ANT MILLER: Further questions from the floor? I would just like to share an observation, quite — we’re very lucky working with WordPress that we have a platform that has got a very flexible internationalisation approach, quite a few people here might well be producing sites that either, perhaps on a Multisite network or maybe just through various translation plugins, offer services across multiple markets, international markets, would you have a general guidance for how we should think about the architecture of WordPress sites when we look at, like WordPress sites, when we look at multiple jurisdictions, we talk about Britain, America, are there other jurisdictions around the world that are particular interesting, or have quirks around them.

HEATHER BURNS: Australia might want to get to grips with that, that’s the only one coming to mind on stage. The other point with Brexit, you have a single market and you have 27 complicated, digitally active countries, working in a single market and that goes. If you are looking for resources, specific resources like, I’m going to be doing this in Mozambique, what is the privacy law there, I can point you to the resources if you need them.
ANT MILLER: That will be handy I’m sure, I’m sure people will know them.
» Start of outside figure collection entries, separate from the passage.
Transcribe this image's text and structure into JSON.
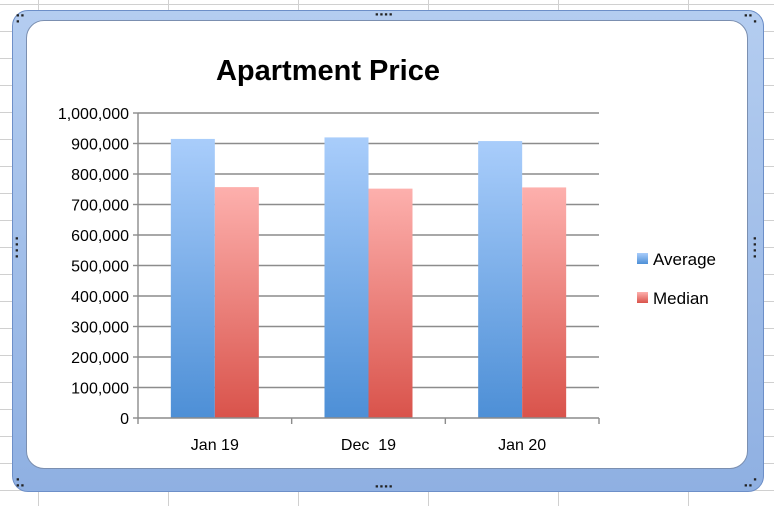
{
  "chart_data": {
    "type": "bar",
    "title": "Apartment Price",
    "categories": [
      "Jan 19",
      "Dec  19",
      "Jan 20"
    ],
    "series": [
      {
        "name": "Average",
        "values": [
          915000,
          920000,
          908000
        ]
      },
      {
        "name": "Median",
        "values": [
          757000,
          752000,
          756000
        ]
      }
    ],
    "yticks": [
      "0",
      "100,000",
      "200,000",
      "300,000",
      "400,000",
      "500,000",
      "600,000",
      "700,000",
      "800,000",
      "900,000",
      "1,000,000"
    ],
    "ylim": [
      0,
      1000000
    ],
    "grid": true,
    "legend_position": "right",
    "colors": {
      "average_top": "#a9cdfb",
      "average_bottom": "#4d8fd6",
      "median_top": "#fdb0ad",
      "median_bottom": "#d9534b",
      "gridline": "#8c8c8c",
      "frame": "#9dbbe8"
    }
  }
}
You are on the web and Twitter, we shall go there and thank you, that was I hope inspiring, I know perhaps a shocking, but I think we are all a little better for having you share your insight with us, it’s a hope a safe hope, that we have the potential to save other people’s lives beyond this room, thank you very much indeed Heather, it’s been an honour. Thank you very much. [Applause].

We now break for lunch, there are sessions back here after lunch, I have to be honest, I’ve completely forgotten, see you after lunch.